The Internet initially spread as an American technology and only faced setbacks at the application layer (Ubers and DoorDashes) when offline consequences became visible. Physical AI is different. Autonomous vehicles, defense drones, mining equipment, agricultural machines – these are manifesting in the real world in ways that governments cannot ignore, raising questions about security, data collection and who ultimately controls the systems that operate within a nation’s borders. “Almost constantly, every country says: we don’t want this intelligence in physical form on our borders, controlled by another country.” Fewer nations, he told the crowd, can currently deploy a robotaxi than those that possess nuclear weapons.
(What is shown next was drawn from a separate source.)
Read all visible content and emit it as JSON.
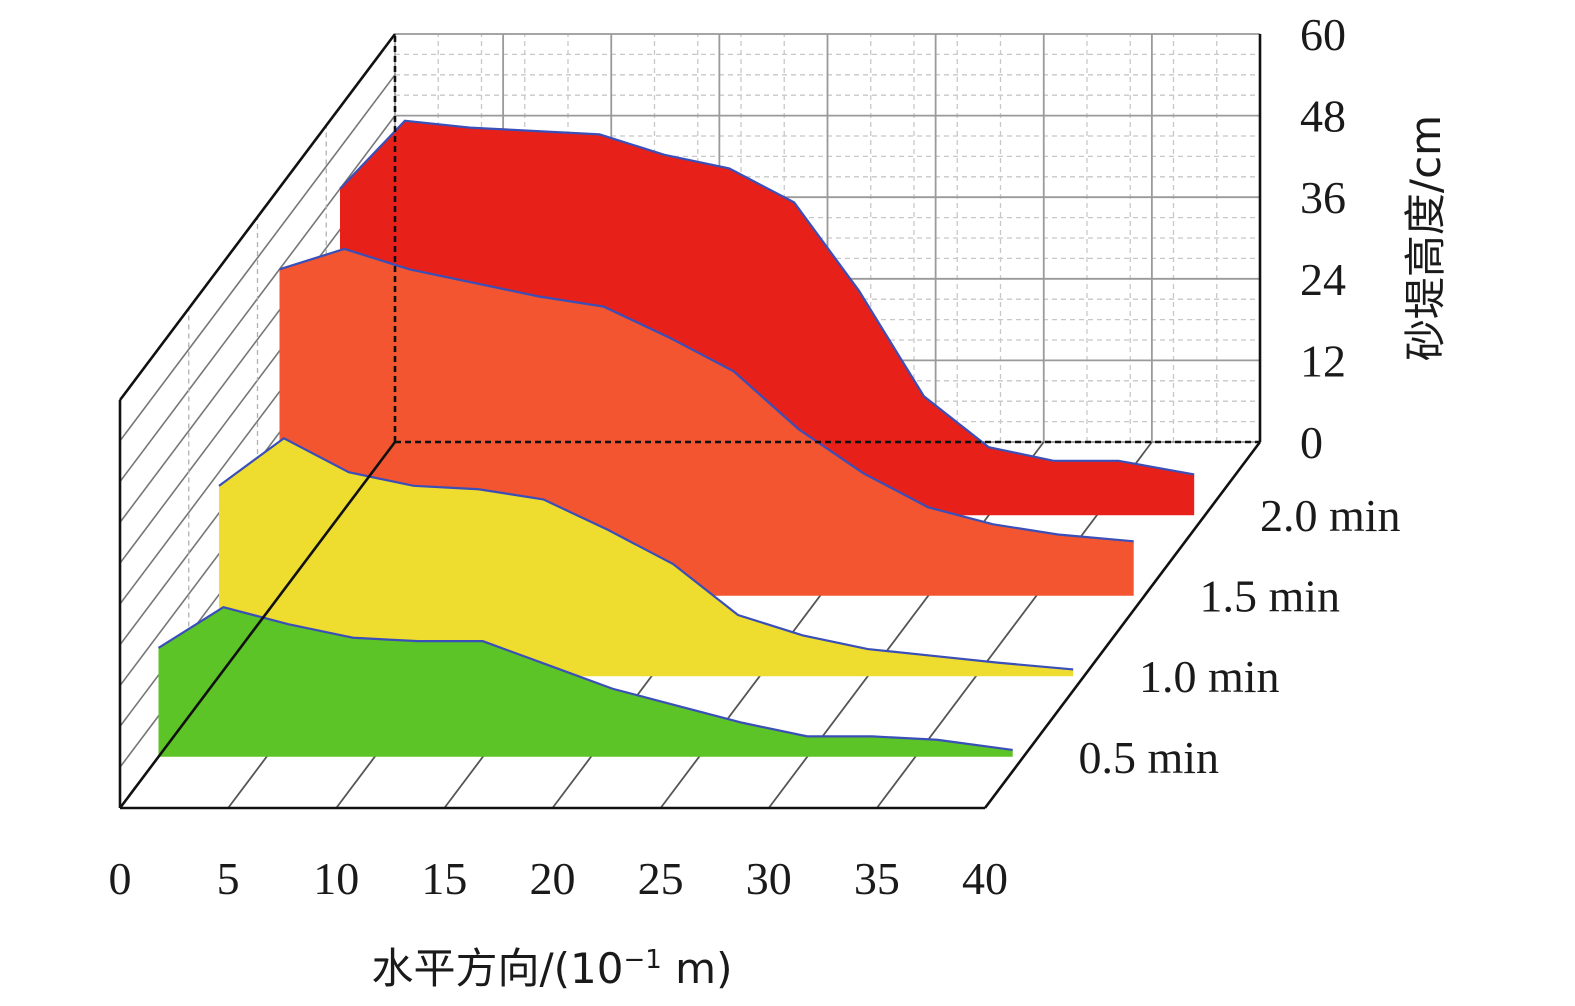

Fouquet put it a little differently. AI progress in China is real (the launch of DeepSeek earlier this year sparked something close to panic in parts of the industry), but that progress is limited below the model layer. Without access to EUV lithography, Chinese chipmakers cannot make the most advanced semiconductors, and models built with older hardware operate at a compounded disadvantage no matter how good the software is. “Today, in the United States, you have the data, you have the access to computing, you have the chips, you have the talent. China does a very good job at the top, but it is missing some elements at the bottom,” Fouquet said.

The generational question

Near the end of our panel, someone in the audience asked the obvious and uncomfortable question: Will all of this affect the critical thinking ability of the next generation?

The responses were optimistic, as would be expected from people who have staked their careers on this technology. DeSouza immediately pointed out the magnitude of the problems that more powerful tools could finally allow humanity to address. Think about neurological diseases whose biological mechanisms we still don’t understand, greenhouse gas removal, and network infrastructure that has been delayed for decades. “This should take us to the next level of creativity,” he said.

Shevelenko made a more pragmatic point: Initial work may be disappearing, but the ability to launch something independently has never been more accessible. “(For) anyone who has Perplexity Computer… the limitation is their own curiosity and agency.”

Younis drew the clearest distinction between knowledge work and physical work. He pointed to the fact that the average American farmer is 58 years old and that labor shortages in mining, long-distance trucking and agriculture are chronic and growing, not because wages are too low, but because people don’t want those jobs. In those areas, physical AI is not displacing willing workers. It is filling a void that already exists and that only seems to deepen from here.